Washington– One of the first things an Argentine immigrant did after giving birth to her son in Florida last year was get a US passport.
She saw the passport as concrete proof that he was an American. But now people like her are waging a legal battle over President Donald Trump Executive order That would Denied American citizenship For children born in the United States to people who are in the country illegally or temporarily.
“It’s funny because I made an appointment for him to apply for his passport even before he was born,” the 28-year-old said, as her 7-month-old son napped nearby. She spoke to The Associated Press on the condition of anonymity, which her lawyers insisted on, fearing potential retaliation by the Republican administration if her identity was revealed publicly.
“I would say I definitely feel relieved that at least he’s protected,” she said.
supreme court He will hear arguments Wednesday on whether Trump’s order, which was signed on January 20, 2025, his first day back in office, is consistent with the post-Civil War era. Fourteenth Amendment The 86-year-old federal law is widely understood to make citizens citizens of everyone born in the country, with narrow exceptions for the children of foreign diplomats and invading armies. Every court that heard the case found the order illegal and blocked it from being enforced.
The call to revoke birthright citizenship is part of the Trump administration’s broader crackdown on immigrants that has included massive deportations, drastic reductions in the number of refugees allowed into the United States, suspending asylum at the border, and stripping temporary legal protections from people fleeing political and economic instability.
The case represents another test for the Supreme Court, which has allowed some anti-immigration efforts to continue, even after lower courts blocked them.
The first sentence of the Fourteenth Amendment, the Citizenship Clause, makes citizens “all persons born or naturalized in the United States, and subject to the jurisdiction thereof.” The case revolves around the meaning of the last phrase relating to jurisdiction, which was also used in the citizenship laws passed in 1940 and 1952.
Trump’s view, reiterated in the order titled “Protecting the Meaning and Value of American Citizenship” and supported by some conservative legal scholars, is that people who are here illegally or temporarily are not “subject to the jurisdiction” of the United States, and therefore their U.S.-born children are not entitled to citizenship.
The Attorney General, Dr.

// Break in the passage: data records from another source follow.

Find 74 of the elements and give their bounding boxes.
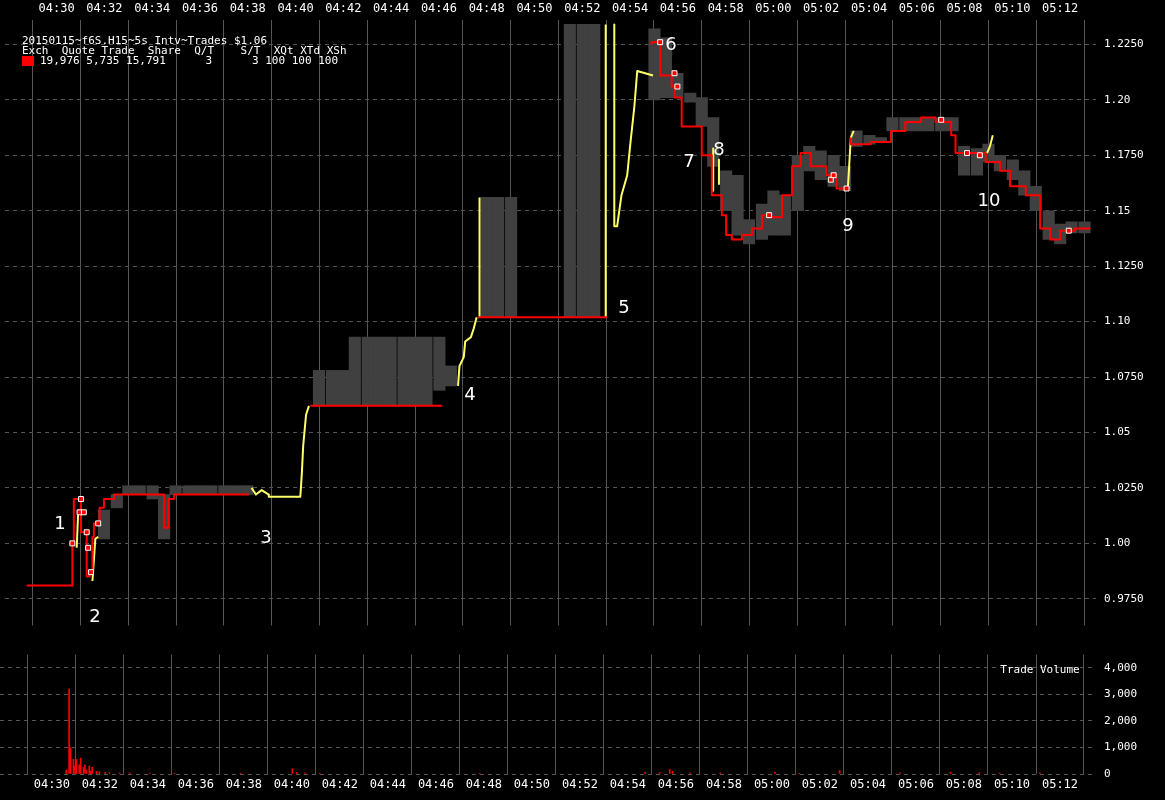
x-tick-label: 05:06 [897,777,935,792]
x-tick-label: 05:10 [993,777,1031,792]
text: Trade Volume [1000,662,1080,676]
y-tick-label: 3,000 [1104,687,1138,701]
x-tick-label: 04:58 [707,0,744,15]
annotation: 7 [683,149,695,171]
y-tick-label: 0 [1104,766,1111,780]
annotation: 5 [618,295,630,317]
x-tick-label: 04:38 [225,777,262,792]
x-tick-label: 04:50 [513,777,550,792]
y-tick-label: 1.0250 [1104,480,1144,494]
x-tick-label: 04:30 [38,0,75,15]
x-tick-label: 04:58 [705,777,743,792]
y-tick-label: 1.15 [1104,203,1131,217]
x-tick-label: 04:40 [273,777,310,792]
x-tick-label: 04:38 [229,0,266,15]
x-tick-label: 04:54 [612,0,649,15]
x-tick-label: 05:04 [850,0,888,15]
y-tick-label: 2,000 [1104,713,1138,727]
annotation: Exch Quote Trade Share Q/T S/T XQt XTd XSh [22,44,347,57]
x-tick-label: 04:36 [177,777,214,792]
annotation: 8 [713,137,725,159]
y-tick-label: 0.9750 [1104,591,1144,605]
x-tick-label: 04:56 [657,777,694,792]
annotation: 9 [842,213,854,235]
x-tick-label: 04:32 [81,777,118,792]
y-tick-label: 1.05 [1104,425,1131,439]
y-tick-label: 4,000 [1104,660,1138,674]
y-tick-label: 1.2250 [1104,37,1144,51]
x-tick-label: 04:50 [516,0,553,15]
x-tick-label: 04:52 [561,777,599,792]
x-tick-label: 05:02 [803,0,840,15]
annotation: 1 [54,511,66,533]
x-tick-label: 04:34 [129,777,166,792]
x-tick-label: 05:02 [801,777,838,792]
x-tick-label: 05:12 [1042,0,1079,15]
annotation: 19,976 5,735 15,791 3 3 100 100 100 [40,54,339,67]
x-tick-label: 05:10 [994,0,1031,15]
x-tick-label: 04:54 [609,777,646,792]
x-tick-label: 05:04 [849,777,887,792]
x-tick-label: 05:06 [898,0,935,15]
annotation: 20150115~f6S.H15~5s Intv~Trades $1.06 [22,34,268,47]
y-tick-label: 1.0750 [1104,369,1144,383]
x-tick-label: 04:48 [468,0,505,15]
x-tick-label: 05:08 [946,0,983,15]
annotation: 4 [464,382,476,404]
x-tick-label: 04:30 [33,777,70,792]
x-tick-label: 04:42 [321,777,358,792]
x-tick-label: 04:42 [325,0,362,15]
x-tick-label: 04:56 [659,0,696,15]
y-tick-label: 1.20 [1104,92,1131,106]
x-tick-label: 05:00 [755,0,792,15]
x-tick-label: 04:32 [86,0,123,15]
annotation: 10 [977,188,1001,210]
y-tick-label: 1,000 [1104,740,1138,754]
x-tick-label: 05:00 [753,777,791,792]
x-tick-label: 04:44 [369,777,406,792]
y-tick-label: 1.00 [1104,536,1131,550]
x-tick-label: 04:48 [465,777,502,792]
x-tick-label: 05:12 [1041,777,1079,792]
x-tick-label: 04:40 [277,0,314,15]
x-tick-label: 04:34 [134,0,171,15]
x-tick-label: 04:36 [181,0,219,15]
x-tick-label: 04:44 [373,0,410,15]
y-tick-label: 1.1750 [1104,148,1144,162]
annotation: 6 [665,32,677,54]
x-tick-label: 04:46 [417,777,455,792]
y-tick-label: 1.10 [1104,314,1131,328]
y-tick-label: 1.1250 [1104,259,1144,273]
annotation: 3 [260,525,272,547]
x-tick-label: 05:08 [945,777,982,792]
annotation: 2 [89,604,101,626]
x-tick-label: 04:52 [564,0,601,15]
x-tick-label: 04:46 [420,0,458,15]
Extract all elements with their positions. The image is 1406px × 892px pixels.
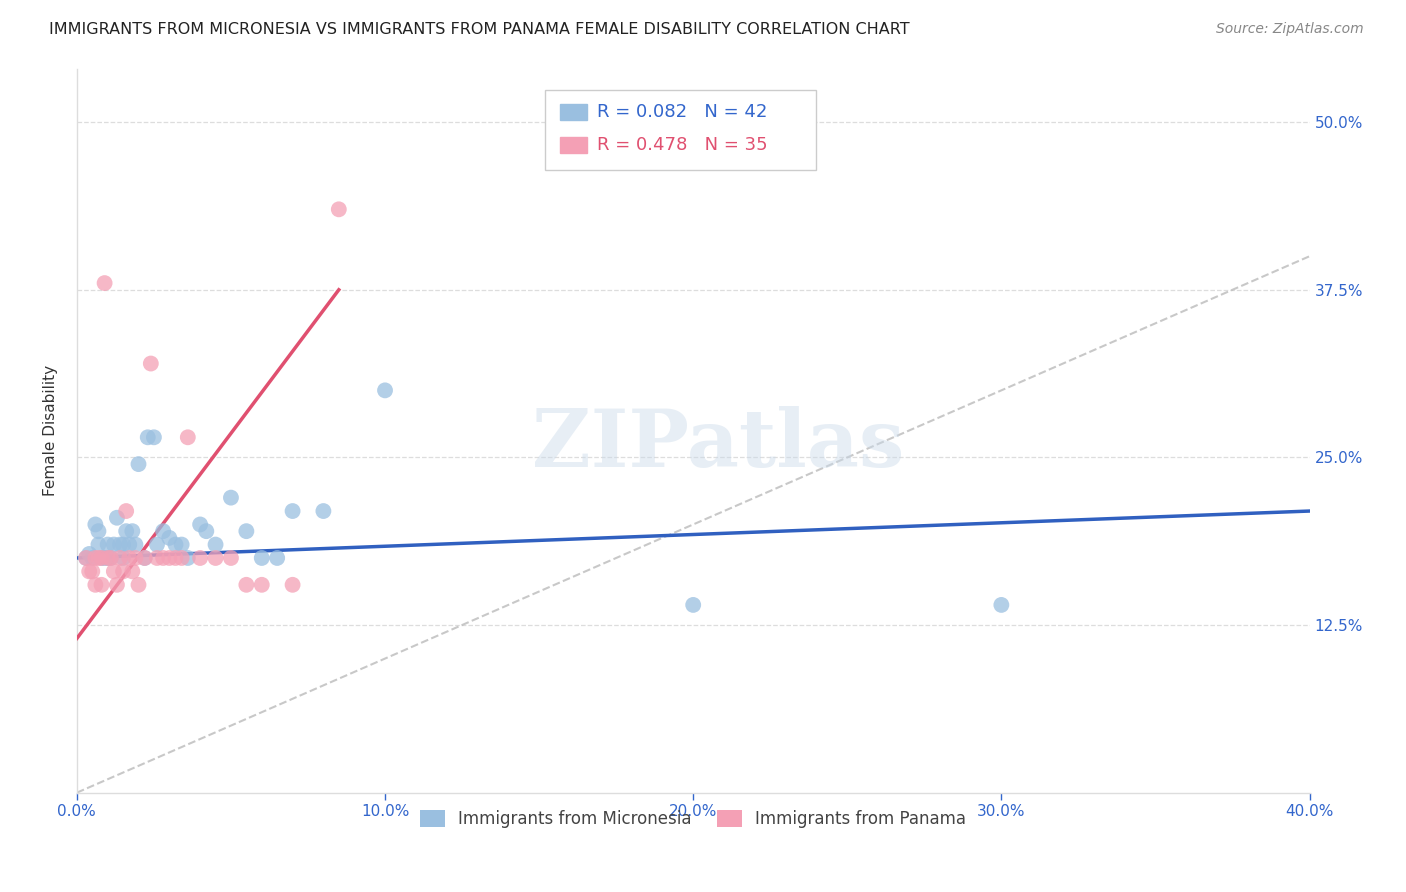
Point <box>82 565 104 579</box>
Point <box>108 538 131 552</box>
Point <box>219 491 242 505</box>
Point <box>115 504 138 518</box>
Point <box>170 538 193 552</box>
Point <box>75 551 97 566</box>
Text: Source: ZipAtlas.com: Source: ZipAtlas.com <box>1216 22 1364 37</box>
Point <box>188 551 211 566</box>
Legend: Immigrants from Micronesia, Immigrants from Panama: Immigrants from Micronesia, Immigrants f… <box>413 804 973 835</box>
Point <box>177 551 200 566</box>
Point <box>118 538 141 552</box>
Text: R = 0.478   N = 35: R = 0.478 N = 35 <box>598 136 768 153</box>
Point <box>165 551 187 566</box>
Point <box>146 551 169 566</box>
Point <box>235 578 257 592</box>
Point <box>87 524 110 538</box>
Point <box>170 551 193 566</box>
Point <box>77 547 100 561</box>
Point <box>75 551 97 566</box>
Point <box>100 551 122 566</box>
Point <box>152 551 174 566</box>
Point <box>90 578 112 592</box>
Point <box>281 504 304 518</box>
Point <box>108 551 131 566</box>
Point <box>136 430 159 444</box>
Point <box>266 551 288 566</box>
Point <box>121 524 143 538</box>
Text: R = 0.082   N = 42: R = 0.082 N = 42 <box>598 103 768 121</box>
Point <box>103 538 125 552</box>
Point <box>103 565 125 579</box>
Point <box>146 538 169 552</box>
Point <box>84 551 107 566</box>
Point <box>87 538 110 552</box>
Point <box>177 430 200 444</box>
Point <box>312 504 335 518</box>
Point <box>97 551 120 566</box>
Bar <box>560 136 588 153</box>
Point <box>195 524 218 538</box>
Point <box>84 517 107 532</box>
Point <box>112 565 135 579</box>
Point <box>105 510 128 524</box>
Point <box>82 551 104 566</box>
Point <box>93 276 115 290</box>
Point <box>250 551 273 566</box>
Point <box>97 538 120 552</box>
Point <box>157 531 180 545</box>
Point <box>90 551 112 566</box>
Point <box>139 357 162 371</box>
Point <box>90 551 112 566</box>
Point <box>112 551 135 566</box>
Point <box>235 524 257 538</box>
Point <box>990 598 1012 612</box>
Point <box>112 538 135 552</box>
Point <box>97 551 120 566</box>
Point <box>328 202 350 217</box>
Point <box>128 457 150 471</box>
Point <box>115 524 138 538</box>
Point <box>105 578 128 592</box>
Point <box>100 551 122 566</box>
FancyBboxPatch shape <box>546 90 817 169</box>
Point <box>204 551 226 566</box>
Point <box>128 578 150 592</box>
Point <box>121 565 143 579</box>
Y-axis label: Female Disability: Female Disability <box>44 365 58 496</box>
Bar <box>560 104 588 120</box>
Point <box>188 517 211 532</box>
Point <box>157 551 180 566</box>
Point <box>134 551 156 566</box>
Text: ZIPatlas: ZIPatlas <box>531 406 904 484</box>
Point <box>219 551 242 566</box>
Point <box>374 384 396 398</box>
Point <box>93 551 115 566</box>
Point <box>142 430 165 444</box>
Point <box>87 551 110 566</box>
Point <box>118 551 141 566</box>
Point <box>134 551 156 566</box>
Point <box>250 578 273 592</box>
Point <box>77 565 100 579</box>
Point <box>682 598 704 612</box>
Point <box>165 538 187 552</box>
Text: IMMIGRANTS FROM MICRONESIA VS IMMIGRANTS FROM PANAMA FEMALE DISABILITY CORRELATI: IMMIGRANTS FROM MICRONESIA VS IMMIGRANTS… <box>49 22 910 37</box>
Point <box>152 524 174 538</box>
Point <box>204 538 226 552</box>
Point <box>281 578 304 592</box>
Point <box>124 551 146 566</box>
Point <box>84 578 107 592</box>
Point <box>124 538 146 552</box>
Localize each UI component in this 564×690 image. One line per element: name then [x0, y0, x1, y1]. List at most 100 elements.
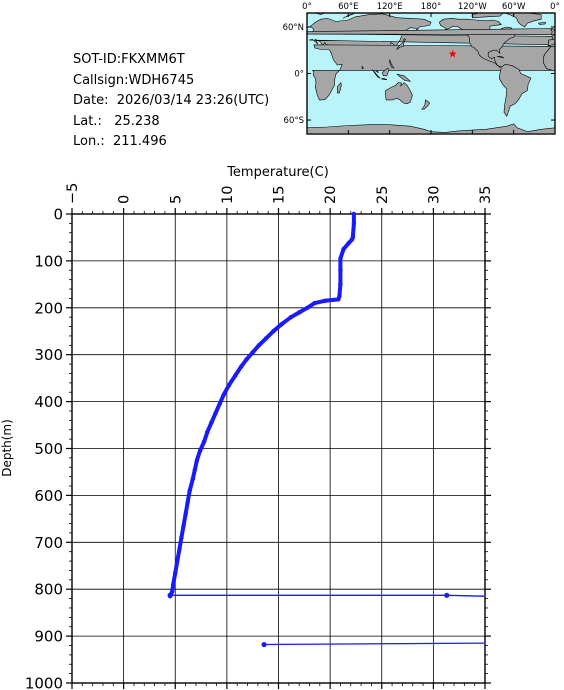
profile-point	[256, 343, 262, 348]
profile-point	[338, 256, 343, 261]
float-info-panel: SOT-ID:FKXMM6T Callsign:WDH6745 Date: 20…	[73, 50, 269, 153]
map-lon-label: 180°	[421, 2, 441, 12]
map-frame	[306, 12, 556, 135]
x-tick-label: 15	[272, 186, 288, 204]
profile-point	[190, 476, 196, 482]
profile-point	[263, 336, 269, 341]
profile-point	[351, 221, 357, 226]
sot-id-text: SOT-ID:FKXMM6T	[73, 52, 185, 67]
profile-point	[209, 420, 214, 425]
y-tick-label: 300	[34, 346, 63, 364]
landmass-indonesia1	[372, 69, 381, 79]
profile-point	[183, 511, 188, 517]
profile-point	[205, 429, 210, 435]
profile-point	[279, 322, 284, 327]
profile-point	[341, 246, 346, 252]
x-tick-label: 20	[323, 186, 339, 204]
landmass-philippines	[389, 59, 395, 69]
y-tick-label: 200	[34, 299, 63, 317]
y-axis-label: Depth(m)	[0, 419, 14, 477]
landmass-iceland	[537, 21, 546, 25]
landmass-japan	[396, 38, 406, 50]
map-lat-label: 0°	[294, 70, 304, 80]
map-lon-label: 120°E	[377, 2, 403, 12]
profile-point	[194, 458, 200, 463]
profile-point	[349, 237, 355, 242]
landmass-borneo	[381, 67, 390, 77]
plot-grid	[71, 213, 486, 684]
x-tick-label: 0	[117, 195, 133, 204]
landmass-newguinea	[396, 73, 412, 82]
profile-point	[173, 570, 178, 575]
profile-point	[271, 329, 276, 334]
landmass-south_america	[498, 63, 532, 117]
x-tick-label: 5	[168, 195, 184, 204]
y-tick-label: 400	[34, 393, 63, 411]
date-text: Date: 2026/03/14 23:26(UTC)	[73, 93, 270, 108]
landmass-antarctica_w	[430, 123, 555, 134]
profile-point	[250, 350, 255, 355]
location-map: 0° 60°E 120°E 180° 120°W 60°W 0° 60°N 0° 60°S	[283, 2, 560, 135]
map-lon-label: 0°	[302, 2, 312, 12]
profile-point	[288, 314, 294, 320]
x-tick-label: 35	[478, 186, 494, 204]
x-tick-label: −5	[65, 183, 81, 204]
profile-point	[167, 592, 173, 598]
landmass-novaya	[342, 13, 354, 19]
landmass-srilanka	[361, 65, 364, 70]
profile-line-1	[169, 594, 486, 597]
profile-point	[261, 641, 267, 648]
x-tick-label: 10	[220, 186, 236, 204]
y-tick-label: 100	[34, 252, 63, 270]
profile-point	[305, 305, 310, 310]
y-tick-label: 1000	[25, 675, 63, 690]
profile-line-0	[168, 212, 356, 599]
profile-point	[232, 373, 238, 379]
profile-point	[185, 500, 190, 505]
profile-point	[179, 535, 184, 540]
map-lat-label: 60°N	[283, 23, 304, 33]
profile-point	[346, 240, 351, 246]
map-longitude-labels: 0° 60°E 120°E 180° 120°W 60°W 0°	[302, 2, 560, 12]
y-tick-label: 700	[34, 534, 63, 552]
profile-point	[244, 357, 249, 362]
profile-point	[213, 411, 218, 416]
profile-point	[192, 467, 198, 472]
profile-point	[338, 282, 343, 287]
y-axis-ticks: 0 100 200 300 400 500 600 700 800 900 1000	[25, 206, 491, 690]
profile-point	[177, 547, 182, 552]
map-lon-label: 60°E	[338, 2, 358, 12]
profile-point	[312, 300, 317, 306]
landmass-uk-wrap	[550, 28, 555, 36]
longitude-text: Lon.: 211.496	[73, 134, 167, 149]
landmass-australia	[385, 82, 413, 105]
profile-point	[322, 298, 328, 303]
profile-point	[221, 392, 226, 397]
profile-point	[444, 592, 450, 598]
map-latitude-labels: 60°N 0° 60°S	[283, 23, 304, 126]
y-tick-label: 600	[34, 487, 63, 505]
callsign-text: Callsign:WDH6745	[73, 72, 195, 88]
x-tick-label: 25	[375, 186, 391, 204]
latitude-text: Lat.: 25.238	[73, 113, 160, 129]
profile-series	[167, 211, 486, 648]
profile-point	[175, 558, 180, 564]
x-axis-ticks: −5 0 5 10 15 20 25 30 35	[65, 183, 494, 689]
map-lon-label: 0°	[550, 2, 560, 12]
map-lon-label: 60°W	[502, 2, 526, 12]
landmass-africa-wrap	[543, 45, 555, 71]
y-tick-label: 0	[53, 206, 63, 224]
landmass-newzealand	[421, 99, 431, 110]
profile-point	[338, 268, 343, 273]
y-tick-label: 500	[34, 440, 63, 458]
profile-point	[197, 448, 203, 454]
profile-point	[351, 211, 357, 217]
landmass-indonesia2	[380, 77, 388, 80]
profile-point	[169, 589, 175, 594]
map-lat-label: 60°S	[284, 116, 304, 126]
landmass-eurasia-wrap	[547, 34, 555, 46]
landmass-cuba	[497, 56, 505, 59]
profile-point	[217, 401, 222, 407]
profile-point	[201, 439, 207, 444]
profile-point	[226, 382, 232, 388]
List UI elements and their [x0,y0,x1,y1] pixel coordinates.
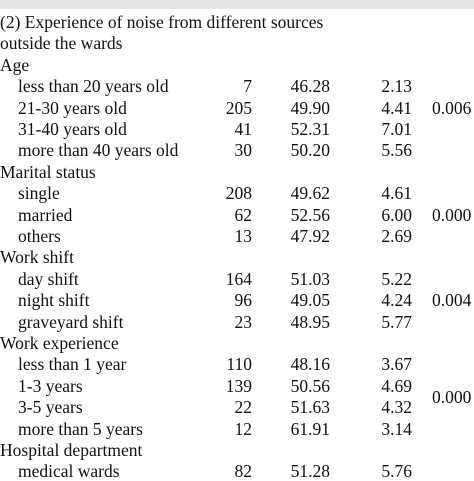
p-value: 0.006 [432,97,472,118]
sd-cell: 5.22 [381,268,412,289]
mean-cell: 48.16 [290,354,330,375]
n-cell: 96 [234,290,253,311]
title-line: outside the wards [0,33,123,54]
title-line: (2) Experience of noise from different s… [0,12,324,32]
n-cell: 62 [234,204,253,225]
sd-cell: 6.00 [381,204,412,225]
n-cell: 7 [243,76,252,97]
n-cell: 82 [234,461,253,481]
group-label: Marital status [0,161,96,182]
group-label: Work experience [0,333,119,353]
sd-cell: 4.32 [381,397,412,418]
header-strip [0,0,474,9]
row-label: 31-40 years old [18,119,127,139]
mean-cell: 47.92 [290,226,330,246]
n-cell: 139 [225,375,252,396]
row-label: 1-3 years [18,375,83,396]
row-label: more than 40 years old [18,140,179,161]
row-label: 3-5 years [18,397,83,418]
n-cell: 205 [225,97,252,118]
row-label: night shift [18,290,90,311]
n-cell: 208 [225,183,252,204]
mean-cell: 49.62 [290,183,330,204]
mean-cell: 46.28 [290,76,330,97]
sd-cell: 2.69 [381,226,412,246]
sd-cell: 2.13 [381,76,412,97]
row-label: graveyard shift [18,311,124,332]
mean-cell: 49.90 [290,97,330,118]
row-label: more than 5 years [18,418,143,439]
n-cell: 41 [234,119,253,139]
p-value: 0.004 [432,290,472,311]
sd-cell: 3.67 [381,354,412,375]
mean-cell: 52.31 [290,119,330,139]
mean-cell: 48.95 [290,311,330,332]
p-value: 0.000 [432,204,472,225]
group-label: Age [0,54,30,75]
sd-cell: 5.56 [381,140,412,161]
mean-cell: 51.28 [290,461,330,481]
mean-cell: 50.20 [290,140,330,161]
sd-cell: 4.61 [381,183,412,204]
group-label: Work shift [0,247,74,268]
n-cell: 22 [234,397,253,418]
row-label: others [18,226,61,246]
sd-cell: 3.14 [381,418,412,439]
mean-cell: 51.03 [290,268,330,289]
group-label: Hospital department [0,440,143,460]
mean-cell: 51.63 [290,397,330,418]
row-label: less than 1 year [18,354,127,375]
sd-cell: 5.76 [381,461,412,481]
mean-cell: 50.56 [290,375,330,396]
sd-cell: 4.24 [381,290,412,311]
n-cell: 164 [225,268,252,289]
row-label: less than 20 years old [18,76,169,97]
sd-cell: 7.01 [381,119,412,139]
sd-cell: 4.69 [381,375,412,396]
mean-cell: 52.56 [290,204,330,225]
row-label: single [18,183,60,204]
n-cell: 12 [234,418,253,439]
mean-cell: 61.91 [290,418,330,439]
row-label: 21-30 years old [18,97,127,118]
row-label: day shift [18,268,79,289]
sd-cell: 4.41 [381,97,412,118]
n-cell: 13 [234,226,253,246]
n-cell: 23 [234,311,253,332]
p-value: 0.000 [432,386,472,407]
row-label: married [18,204,73,225]
n-cell: 30 [234,140,253,161]
mean-cell: 49.05 [290,290,330,311]
row-label: medical wards [18,461,120,481]
n-cell: 110 [226,354,252,375]
sd-cell: 5.77 [381,311,412,332]
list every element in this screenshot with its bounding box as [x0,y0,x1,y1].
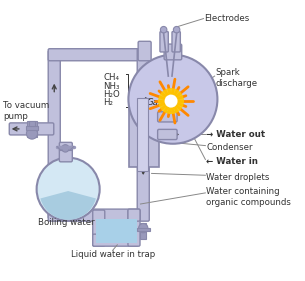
Circle shape [37,158,100,221]
Text: To vacuum
pump: To vacuum pump [3,101,49,121]
Text: Water containing
organic compounds: Water containing organic compounds [206,187,291,207]
FancyBboxPatch shape [164,44,182,60]
Bar [141,223,146,239]
Text: Electrodes: Electrodes [204,14,250,23]
FancyBboxPatch shape [158,112,177,122]
FancyBboxPatch shape [137,163,149,221]
Text: Water droplets: Water droplets [206,173,270,182]
Bar [27,121,37,137]
Circle shape [128,55,217,144]
Circle shape [158,88,184,114]
FancyBboxPatch shape [93,210,105,246]
FancyBboxPatch shape [9,123,54,135]
FancyBboxPatch shape [48,51,60,218]
FancyBboxPatch shape [137,49,149,152]
Bar [27,126,38,130]
Bar [137,228,150,231]
Bar [29,121,35,126]
Bar [59,146,72,150]
Bar [129,102,159,167]
Circle shape [160,26,167,33]
Text: Spark
discharge: Spark discharge [216,68,258,88]
FancyBboxPatch shape [172,31,180,52]
Text: ← Water in: ← Water in [206,157,258,166]
Circle shape [27,128,38,139]
Text: Condenser: Condenser [206,143,253,152]
FancyBboxPatch shape [48,209,140,221]
FancyBboxPatch shape [160,31,168,52]
Circle shape [138,223,148,233]
Circle shape [62,145,69,152]
Bar [96,219,137,243]
FancyBboxPatch shape [158,129,177,140]
Text: Liquid water in trap: Liquid water in trap [70,250,155,259]
Text: H₂: H₂ [103,98,113,107]
Text: Boiling water: Boiling water [38,218,95,227]
FancyBboxPatch shape [93,234,138,246]
FancyBboxPatch shape [128,209,140,221]
FancyBboxPatch shape [59,142,72,162]
Text: CH₄: CH₄ [103,73,119,82]
Circle shape [173,26,180,33]
Bar [137,98,148,171]
FancyBboxPatch shape [48,49,144,61]
Text: H₂O: H₂O [103,90,120,99]
FancyBboxPatch shape [138,41,151,61]
Wedge shape [40,191,96,220]
Text: NH₃: NH₃ [103,82,120,91]
Text: → Water out: → Water out [206,130,265,139]
Text: Gases: Gases [147,98,173,106]
FancyBboxPatch shape [128,210,140,246]
Circle shape [165,95,178,108]
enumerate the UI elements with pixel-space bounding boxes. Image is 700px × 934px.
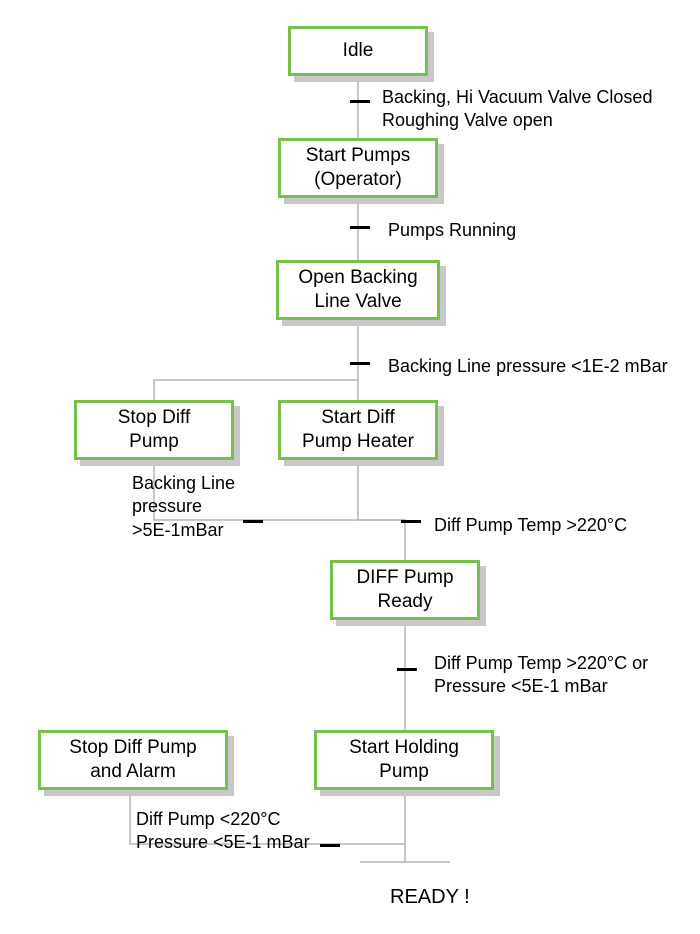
lbl-ready: READY !: [390, 884, 470, 910]
transition-tick-0: [350, 100, 370, 103]
node-open-backing: Open Backing Line Valve: [276, 260, 440, 320]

John Sawyer argued that the Court should use this case to correct “long-standing misconceptions about the meaning of the Constitution.”
In this regard, Sawyer likened the case to the seminal 1954 decision in Brown v. Board of Education, which banned segregation in public schools, and the landmark 2008 Heller case, which declared that people have a constitutional right to keep guns for self-defense.
Last year, Justice Sonia Sotomayor called the Trump administration’s efforts to defend the order “an impossible task in light of the letter of the Constitution, history, the precedents of this Court, federal law, and the exercises of executive power.”
The two other liberal justices joined Sotomayor in dissenting from a decision by the court’s six conservative justices who used an earlier round of a birthright citizenship dispute to limit the use of nationwide injunctions by federal judges.
Expectant mothers and their advocates challenging the order, as well as lower court judges who objected to it, said the Trump administration’s arguments lacked merit.
“We have a president of the United States who is trying to radically reinterpret the definition of American citizenship,” said Cecilia Wang, the legal director of the American Civil Liberties Union who will take on Sawyer on Wednesday.
More than a quarter of a million children born in the United States each year will be affected by the executive order, according to research by the Migration Policy Institute and the Population Research Institute at Pennsylvania State University.
While Trump has largely focused on illegal immigration in his rhetoric and actions, birthright restrictions would also apply to people who are legally in the United States, including students and applicants for green cards, or permanent resident status.
The woman from Argentina said she came to the United States in 2016 on a visa to attend college and has since applied for a green card.
She described the moment of panic that followed the court’s ruling in June, when it was at least possible that the restrictions would go into effect, especially in states like Florida that had not defied Trump’s order. Lower court rulings over the summer ensured the matter remained pending and established the current Supreme Court case.
On top of the anticipated concerns for a first-time mother, she said, “I never thought this was so close to the end of my pregnancy that I would think about the executive order and how it would affect my baby.”
She said her son did not reconsider her decision to come to the United States or her desire to stay.
She said: “So anything that happens, politically or otherwise, will not change my view of the country, I mean because it gave me the most beautiful thing I have today, which is my family.”